Thank you for posting this. One thing about the Dailymail UK, they always have a great photo layout with their stories. I enjoy that.
I’ll be sending these to my step-dad who lived through that era.
Great stuff!
Sucka, you think this country is leanin' left now you ain't seen nothin'!
Later
There is my childhood in living color. The Whinery kids look just like we did as children. Hard times, but we didn’t know it. We were family and had lots of space to be free.
One small quibble..by 1942 ..we were out of the Depression..WW II had solved that problem..there was work for everyone..
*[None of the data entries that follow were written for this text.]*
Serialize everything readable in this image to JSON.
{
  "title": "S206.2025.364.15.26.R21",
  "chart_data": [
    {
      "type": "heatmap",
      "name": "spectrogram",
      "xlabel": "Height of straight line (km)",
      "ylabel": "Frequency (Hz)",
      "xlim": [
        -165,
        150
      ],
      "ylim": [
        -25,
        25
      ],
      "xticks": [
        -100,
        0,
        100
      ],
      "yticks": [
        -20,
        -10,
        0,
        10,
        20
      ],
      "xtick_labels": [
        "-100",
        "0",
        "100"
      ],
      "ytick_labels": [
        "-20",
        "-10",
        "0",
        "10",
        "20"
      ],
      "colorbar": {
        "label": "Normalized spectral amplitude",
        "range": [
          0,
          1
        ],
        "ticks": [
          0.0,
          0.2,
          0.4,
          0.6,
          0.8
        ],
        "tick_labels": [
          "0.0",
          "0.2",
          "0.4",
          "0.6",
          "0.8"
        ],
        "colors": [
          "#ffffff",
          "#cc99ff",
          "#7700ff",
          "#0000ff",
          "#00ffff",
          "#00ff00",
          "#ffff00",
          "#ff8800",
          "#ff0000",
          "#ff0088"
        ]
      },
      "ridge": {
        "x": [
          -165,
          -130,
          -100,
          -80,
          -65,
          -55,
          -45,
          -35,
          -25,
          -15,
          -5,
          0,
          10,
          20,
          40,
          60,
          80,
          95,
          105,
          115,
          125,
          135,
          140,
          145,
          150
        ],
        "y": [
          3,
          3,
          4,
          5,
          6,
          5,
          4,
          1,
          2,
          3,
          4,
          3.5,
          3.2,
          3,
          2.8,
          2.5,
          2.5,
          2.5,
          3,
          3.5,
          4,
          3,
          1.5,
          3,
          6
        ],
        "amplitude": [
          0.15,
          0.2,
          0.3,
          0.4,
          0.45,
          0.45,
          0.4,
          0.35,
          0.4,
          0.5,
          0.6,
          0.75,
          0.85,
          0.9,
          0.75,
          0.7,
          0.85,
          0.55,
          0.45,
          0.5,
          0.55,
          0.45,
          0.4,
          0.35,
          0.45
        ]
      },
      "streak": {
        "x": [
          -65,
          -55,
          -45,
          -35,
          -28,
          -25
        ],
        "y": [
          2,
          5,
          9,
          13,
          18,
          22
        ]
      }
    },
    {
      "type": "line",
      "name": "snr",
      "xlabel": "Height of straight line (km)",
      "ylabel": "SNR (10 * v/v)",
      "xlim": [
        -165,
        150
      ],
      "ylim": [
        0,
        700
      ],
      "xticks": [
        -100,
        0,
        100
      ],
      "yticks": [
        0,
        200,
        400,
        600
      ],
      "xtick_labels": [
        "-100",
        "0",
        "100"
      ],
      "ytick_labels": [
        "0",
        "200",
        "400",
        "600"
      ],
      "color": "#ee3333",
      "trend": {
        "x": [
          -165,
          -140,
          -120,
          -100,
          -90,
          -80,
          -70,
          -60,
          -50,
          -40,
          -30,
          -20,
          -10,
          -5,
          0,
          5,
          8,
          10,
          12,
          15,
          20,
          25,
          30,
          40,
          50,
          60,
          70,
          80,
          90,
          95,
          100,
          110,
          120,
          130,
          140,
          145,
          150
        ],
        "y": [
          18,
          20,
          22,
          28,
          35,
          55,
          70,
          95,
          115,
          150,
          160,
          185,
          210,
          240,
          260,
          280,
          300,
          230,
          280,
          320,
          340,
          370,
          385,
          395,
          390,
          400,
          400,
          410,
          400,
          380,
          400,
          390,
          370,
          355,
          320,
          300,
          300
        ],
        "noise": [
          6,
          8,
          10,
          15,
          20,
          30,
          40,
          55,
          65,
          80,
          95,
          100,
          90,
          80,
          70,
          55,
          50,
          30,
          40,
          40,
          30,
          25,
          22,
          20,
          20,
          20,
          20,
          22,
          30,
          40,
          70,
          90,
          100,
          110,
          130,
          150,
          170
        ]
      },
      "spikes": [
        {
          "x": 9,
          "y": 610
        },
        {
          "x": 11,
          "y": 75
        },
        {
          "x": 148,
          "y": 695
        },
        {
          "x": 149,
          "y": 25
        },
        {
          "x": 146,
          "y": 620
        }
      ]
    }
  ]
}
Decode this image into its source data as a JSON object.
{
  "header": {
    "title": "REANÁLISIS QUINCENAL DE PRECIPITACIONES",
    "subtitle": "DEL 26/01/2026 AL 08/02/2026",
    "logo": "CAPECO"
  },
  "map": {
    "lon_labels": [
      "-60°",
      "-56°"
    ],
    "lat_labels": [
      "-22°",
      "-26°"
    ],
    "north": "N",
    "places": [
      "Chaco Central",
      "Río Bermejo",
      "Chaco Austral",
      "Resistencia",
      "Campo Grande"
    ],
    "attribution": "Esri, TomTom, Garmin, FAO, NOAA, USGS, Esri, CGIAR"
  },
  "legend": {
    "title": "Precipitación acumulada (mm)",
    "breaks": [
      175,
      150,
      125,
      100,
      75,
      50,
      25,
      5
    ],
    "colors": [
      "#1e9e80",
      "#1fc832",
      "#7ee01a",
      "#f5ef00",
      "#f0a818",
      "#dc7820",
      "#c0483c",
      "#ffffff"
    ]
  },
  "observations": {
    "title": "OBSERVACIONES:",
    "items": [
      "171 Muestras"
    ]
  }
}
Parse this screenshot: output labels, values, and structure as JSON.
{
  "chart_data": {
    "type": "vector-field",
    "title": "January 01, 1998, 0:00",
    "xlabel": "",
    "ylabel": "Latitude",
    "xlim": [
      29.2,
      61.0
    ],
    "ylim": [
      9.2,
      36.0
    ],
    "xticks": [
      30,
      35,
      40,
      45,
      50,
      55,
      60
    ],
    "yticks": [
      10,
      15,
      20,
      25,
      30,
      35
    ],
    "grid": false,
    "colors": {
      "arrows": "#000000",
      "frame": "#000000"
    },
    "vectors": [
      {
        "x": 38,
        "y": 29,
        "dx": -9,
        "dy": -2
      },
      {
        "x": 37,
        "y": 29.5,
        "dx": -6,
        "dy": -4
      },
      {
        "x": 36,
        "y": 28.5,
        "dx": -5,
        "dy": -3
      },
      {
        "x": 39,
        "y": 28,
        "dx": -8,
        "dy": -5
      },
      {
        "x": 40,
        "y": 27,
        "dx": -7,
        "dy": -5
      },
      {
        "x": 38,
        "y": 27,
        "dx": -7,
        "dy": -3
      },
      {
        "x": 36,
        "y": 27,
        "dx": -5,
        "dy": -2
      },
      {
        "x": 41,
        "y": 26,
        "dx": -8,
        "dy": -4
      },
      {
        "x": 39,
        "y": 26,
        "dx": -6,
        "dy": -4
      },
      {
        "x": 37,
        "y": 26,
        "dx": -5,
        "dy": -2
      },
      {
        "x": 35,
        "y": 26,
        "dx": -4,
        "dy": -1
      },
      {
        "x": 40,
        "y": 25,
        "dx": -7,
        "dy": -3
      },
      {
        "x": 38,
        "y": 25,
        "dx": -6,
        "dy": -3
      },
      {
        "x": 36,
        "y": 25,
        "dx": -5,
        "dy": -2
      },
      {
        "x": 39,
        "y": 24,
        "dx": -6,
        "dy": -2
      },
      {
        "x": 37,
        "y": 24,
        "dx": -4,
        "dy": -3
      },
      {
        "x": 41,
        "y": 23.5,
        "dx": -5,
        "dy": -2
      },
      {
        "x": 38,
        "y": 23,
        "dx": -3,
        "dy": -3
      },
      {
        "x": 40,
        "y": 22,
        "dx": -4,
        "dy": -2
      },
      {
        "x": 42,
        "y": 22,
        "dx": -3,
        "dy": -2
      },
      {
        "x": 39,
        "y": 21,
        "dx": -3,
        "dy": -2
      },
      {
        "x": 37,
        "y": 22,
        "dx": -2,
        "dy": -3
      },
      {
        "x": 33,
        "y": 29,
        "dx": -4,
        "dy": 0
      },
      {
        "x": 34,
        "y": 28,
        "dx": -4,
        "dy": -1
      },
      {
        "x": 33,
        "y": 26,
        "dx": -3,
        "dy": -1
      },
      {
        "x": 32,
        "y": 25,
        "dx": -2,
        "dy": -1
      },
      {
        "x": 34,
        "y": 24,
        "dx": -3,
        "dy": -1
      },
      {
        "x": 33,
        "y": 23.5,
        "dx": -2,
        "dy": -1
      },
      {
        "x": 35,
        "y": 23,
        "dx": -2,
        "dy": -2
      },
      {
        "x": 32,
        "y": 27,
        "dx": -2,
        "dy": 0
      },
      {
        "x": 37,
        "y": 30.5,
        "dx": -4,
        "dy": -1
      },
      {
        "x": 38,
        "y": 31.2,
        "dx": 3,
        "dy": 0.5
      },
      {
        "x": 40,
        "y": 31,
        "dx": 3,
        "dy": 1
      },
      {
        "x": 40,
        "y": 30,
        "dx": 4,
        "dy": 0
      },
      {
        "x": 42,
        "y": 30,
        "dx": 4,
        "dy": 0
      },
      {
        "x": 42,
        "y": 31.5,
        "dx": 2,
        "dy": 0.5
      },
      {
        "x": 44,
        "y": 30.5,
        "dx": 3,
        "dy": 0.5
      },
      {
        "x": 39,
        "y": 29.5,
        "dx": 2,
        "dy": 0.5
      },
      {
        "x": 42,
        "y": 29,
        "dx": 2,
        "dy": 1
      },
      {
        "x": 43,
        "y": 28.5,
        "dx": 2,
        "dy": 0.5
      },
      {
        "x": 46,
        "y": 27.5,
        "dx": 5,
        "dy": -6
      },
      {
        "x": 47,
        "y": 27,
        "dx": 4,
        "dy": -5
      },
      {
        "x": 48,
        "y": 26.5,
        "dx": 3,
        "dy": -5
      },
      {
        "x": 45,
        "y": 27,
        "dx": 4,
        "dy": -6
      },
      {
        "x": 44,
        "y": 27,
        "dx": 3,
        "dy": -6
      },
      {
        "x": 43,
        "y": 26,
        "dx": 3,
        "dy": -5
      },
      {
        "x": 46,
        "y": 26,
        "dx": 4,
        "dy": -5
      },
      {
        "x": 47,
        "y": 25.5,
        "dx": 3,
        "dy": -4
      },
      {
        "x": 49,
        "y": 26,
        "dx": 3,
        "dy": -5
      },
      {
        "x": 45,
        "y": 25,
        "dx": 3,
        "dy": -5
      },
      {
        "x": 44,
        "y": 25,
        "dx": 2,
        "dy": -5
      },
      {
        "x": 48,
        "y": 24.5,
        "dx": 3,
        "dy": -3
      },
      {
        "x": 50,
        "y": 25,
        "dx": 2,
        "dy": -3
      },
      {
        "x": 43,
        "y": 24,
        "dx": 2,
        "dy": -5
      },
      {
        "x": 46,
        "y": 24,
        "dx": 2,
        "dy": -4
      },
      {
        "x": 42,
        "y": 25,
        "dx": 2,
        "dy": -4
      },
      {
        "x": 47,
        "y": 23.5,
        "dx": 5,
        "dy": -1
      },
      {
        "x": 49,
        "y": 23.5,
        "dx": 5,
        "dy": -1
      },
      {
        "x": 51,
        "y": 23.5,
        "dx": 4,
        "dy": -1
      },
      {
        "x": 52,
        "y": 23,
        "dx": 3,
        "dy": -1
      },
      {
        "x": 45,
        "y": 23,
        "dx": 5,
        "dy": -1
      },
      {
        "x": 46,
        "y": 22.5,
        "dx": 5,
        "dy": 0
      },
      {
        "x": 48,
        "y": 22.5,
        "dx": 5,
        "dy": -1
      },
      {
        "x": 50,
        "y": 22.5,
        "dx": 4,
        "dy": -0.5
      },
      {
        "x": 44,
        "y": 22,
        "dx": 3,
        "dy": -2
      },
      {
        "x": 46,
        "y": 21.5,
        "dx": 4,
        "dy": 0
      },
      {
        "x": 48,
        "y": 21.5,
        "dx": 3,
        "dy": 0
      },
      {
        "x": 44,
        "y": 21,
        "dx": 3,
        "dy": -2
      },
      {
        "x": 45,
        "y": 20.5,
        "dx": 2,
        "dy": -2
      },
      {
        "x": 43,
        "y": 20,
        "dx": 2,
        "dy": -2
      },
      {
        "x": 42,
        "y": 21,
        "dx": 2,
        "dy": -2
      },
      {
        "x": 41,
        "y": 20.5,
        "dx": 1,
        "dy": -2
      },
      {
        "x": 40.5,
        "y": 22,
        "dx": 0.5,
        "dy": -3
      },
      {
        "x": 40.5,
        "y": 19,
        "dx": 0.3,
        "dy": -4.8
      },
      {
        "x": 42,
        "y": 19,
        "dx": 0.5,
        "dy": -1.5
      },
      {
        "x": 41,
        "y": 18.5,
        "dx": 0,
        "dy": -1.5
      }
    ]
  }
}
Another thought...it was 29 years, from 1940, until 1969, went we sent men to the moon, and now, 40 years after that seminal event, we're out of space.....we seem to be going backwards..
Awesome. Thanks for posting. Neat to see this era in color, as opposed to B&W.
Most are WW II ear which is usually not considered depression era.
But either way they are wonderful photos. !
Most are WW II ear which is usually not considered depression era.
But either way they are wonderful photos. !
My mom tells me about living during that time as a child. She was born in 1933. Although she was too young to remember the worst of the depression, it really didn’t get better until after the war. She talks about how the neighbors stuck together, the rationing that took place during the war, killing chickens or rabbits for that day’s meal. Staying out playing until after dark, running around bare-foot with no worry.
Through it all though, they all stuck together and like you said, the kids didn’t know it was rough; it was just part of the day.
Well dust them off because we’re solidly into The Second GREAT DEPRESSION!
What’s most interesting to me are the photos of working women.
We’re told that the women’s liberation movement didn’t begin until the 60s-70s. Before then all women were stuck in the home barefoot and pregnant.
Looks to me like women were more “equal” to men in the 30s than the are today. Or at least they lived more equally. Today’s women are a bunch on crybabies compared to the women of old. check out the lunch room pic. Those ladies look like they are 50+. Todays 30 year old woman whine about balancing jobs as marketing assistants with picking up their kids at daycare.
Great pics! Thanks for posting!
D’OH!
Yep. My personal favorite.
This is impossible. Everyone knows the world was always in black and white! And everyone walked faster back then too; just watch those old black and white silent films.
Then something strange happened with some dimensional shift and everything became color around 50-60 years ago!
Hey you want to see color photos even more amazing, look at
http://www.loc.gov/exhibits/empire/
These are from Russia from 100 years ago!